Sie wollten als Muslime ständig dazu lernen, sich verbessern. Ausdrücke wie «radikal» oder «fundamentalistisch» lassen sie nicht gelten. «Was heissen die Begriffe schon?», fragt der Ältere, «sind wir radikal, weil wir die Gebote des Islam befolgen? Das ist doch unsere Pflicht.»
Propagandavideo des IS geteilt
Zu Radikalisierungs-Befürchtungen der Schulleitung sagen sie: «Sind wir radikal, weil wir die Gebote des Islam befolgen? Das ist doch unsere Pflicht.» Ihr Vorbild sei der Prophet Mohammed. Dieser habe nie Frauen berührt – ausser seine eigene.
Unterdessen ermittelt die Polizei gegen den älteren Bruder, weil er auf seinem Facebook-Profil ein Propagandavideo des IS geteilt hat. «Mein Bruder und ich sind ganz klar gegen den IS. Der Islam verbietet es, Zivilisten zu töten.»
Sein kleiner Bruder hat offenbar auch Videos des Islamischen Staats auf Facebook gepostet. «Ich war damals zwölf Jahre alt», sagt er heute dazu, «da kannte ich den IS noch nicht einmal». Ihm habe vor allem die Musik in den Videos gefallen.

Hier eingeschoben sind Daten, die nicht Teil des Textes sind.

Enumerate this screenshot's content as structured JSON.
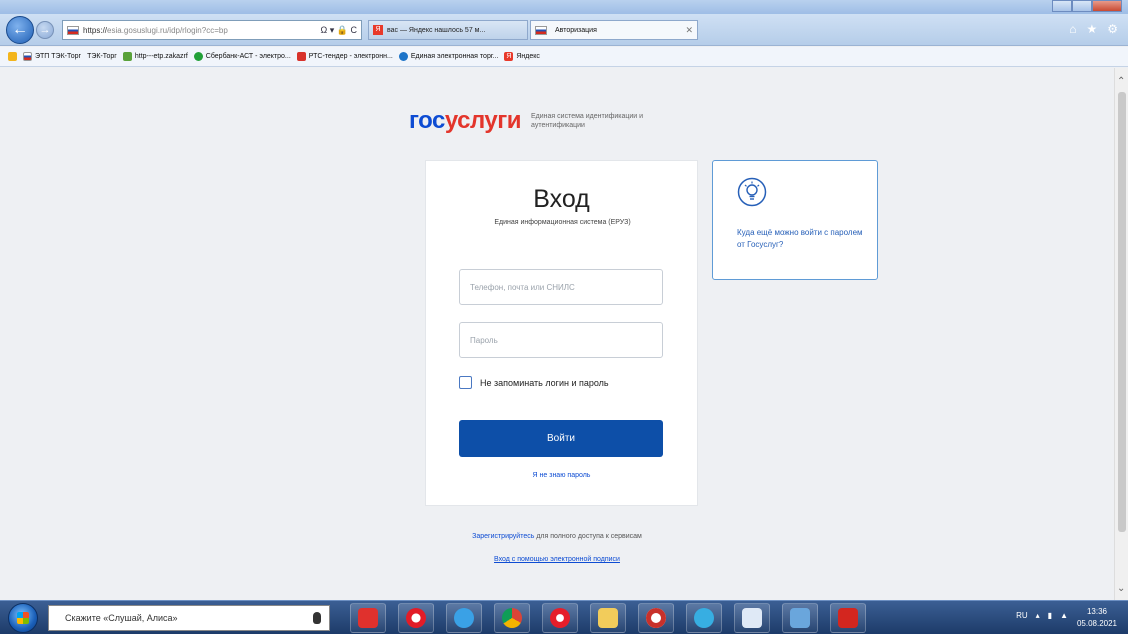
{
  "browser": {
    "address": {
      "scheme": "https://",
      "host": "esia.gosuslugi.ru",
      "path": "/idp/rlogin?cc=bp",
      "tools": "Ω ▾ 🔒 C"
    },
    "tabs": [
      {
        "label": "вас — Яндекс нашлось 57 м...",
        "icon": "yandex-icon"
      },
      {
        "label": "Авторизация",
        "icon": "flag-icon"
      }
    ],
    "favorites": [
      {
        "label": "ЭТП ТЭК-Торг",
        "icon": "flag-icon"
      },
      {
        "label": "ТЭК-Торг",
        "icon": ""
      },
      {
        "label": "http---etp.zakazrf",
        "icon": "zakaz-icon"
      },
      {
        "label": "Сбербанк-АСТ - электро...",
        "icon": "sber-icon"
      },
      {
        "label": "РТС-тендер - электронн...",
        "icon": "rts-icon"
      },
      {
        "label": "Единая электронная торг...",
        "icon": "roseltorg-icon"
      },
      {
        "label": "Яндекс",
        "icon": "yandex-icon"
      }
    ]
  },
  "page": {
    "logo": {
      "part1": "гос",
      "part2": "услуги",
      "subtitle": "Единая система идентификации и аутентификации"
    },
    "login": {
      "title": "Вход",
      "subtitle": "Единая информационная система (ЕРУЗ)",
      "login_placeholder": "Телефон, почта или СНИЛС",
      "password_placeholder": "Пароль",
      "remember_label": "Не запоминать логин и пароль",
      "submit_label": "Войти",
      "forgot_label": "Я не знаю пароль"
    },
    "alt_login": {
      "text": "Куда ещё можно войти с паролем от Госуслуг?"
    },
    "register": {
      "link": "Зарегистрируйтесь",
      "rest": " для полного доступа к сервисам"
    },
    "esign_label": "Вход с помощью электронной подписи"
  },
  "taskbar": {
    "search_placeholder": "Скажите «Слушай, Алиса»",
    "apps": [
      "red-app-icon",
      "opera-icon",
      "ie-icon",
      "chrome-icon",
      "yandex-browser-icon",
      "folder-icon",
      "yandex-disk-icon",
      "telegram-icon",
      "window-icon",
      "monitor-icon",
      "pdf-icon"
    ],
    "lang": "RU",
    "time": "13:36",
    "date": "05.08.2021"
  },
  "colors": {
    "gos_blue": "#0d4cd3",
    "uslugi_red": "#e3352b",
    "button_blue": "#0d4fa8"
  }
}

Bereits seit dem letzten Jahr wird das Brüderpaar vom Islamischen Zentralrat der Schweiz (IZRS) betreut. Vertreter der Organisation, die vom Nachrichtendienst beobachtet wird, begleiteten die zwei Brüder auch an Sitzungen mit der Therwiler Schulleitung.

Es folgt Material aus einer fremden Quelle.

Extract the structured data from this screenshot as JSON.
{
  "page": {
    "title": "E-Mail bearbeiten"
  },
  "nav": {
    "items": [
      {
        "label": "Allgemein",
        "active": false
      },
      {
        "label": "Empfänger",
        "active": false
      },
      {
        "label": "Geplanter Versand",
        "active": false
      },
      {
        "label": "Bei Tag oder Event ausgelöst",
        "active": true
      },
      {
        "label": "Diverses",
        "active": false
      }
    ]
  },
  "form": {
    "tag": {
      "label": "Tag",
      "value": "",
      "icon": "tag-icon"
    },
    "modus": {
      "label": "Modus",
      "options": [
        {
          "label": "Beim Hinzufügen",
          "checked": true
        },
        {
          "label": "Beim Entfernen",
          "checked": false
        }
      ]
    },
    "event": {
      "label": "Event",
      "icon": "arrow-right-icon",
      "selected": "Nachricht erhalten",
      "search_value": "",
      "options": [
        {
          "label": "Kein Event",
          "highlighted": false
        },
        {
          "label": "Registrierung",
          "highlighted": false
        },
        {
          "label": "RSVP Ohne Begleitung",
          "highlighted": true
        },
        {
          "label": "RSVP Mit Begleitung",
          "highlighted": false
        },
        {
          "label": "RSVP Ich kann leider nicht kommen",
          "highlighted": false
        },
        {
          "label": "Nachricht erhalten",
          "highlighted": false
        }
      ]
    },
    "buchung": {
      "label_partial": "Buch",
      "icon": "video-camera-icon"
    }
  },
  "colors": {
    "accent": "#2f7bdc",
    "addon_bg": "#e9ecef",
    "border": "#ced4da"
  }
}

Auch zwei Mädchen verweigern Händedruck
Die «Schweiz am Sonntag» berichtet von Mädchen, die ihrem Lehrer die Hand nicht geben. Die beiden Töchter eines konservativen Muslims besuchen die Basler Gymnasien Münsterplatz und Kirschgarten. Probleme hätten sie mit dem Schwimmunterricht, den sie verweigern und dafür jährliche Bussen von 750 Franken bezahlen.
Doch für die Begrüssung hätten sie eine konfliktfreie Lösung gefunden. Bei der ersten Begegnung würden sie den Lehrern jeweils die Hand reichen. Danach würden sie ihnen erklären, dass sie sich künftig auf eine kontaktlose Art begrüssen möchten: Indem sie die rechte Hand auf die linke Brust legen. Diese Form werde von den Lehrern akzeptiert, erzählt der Vater.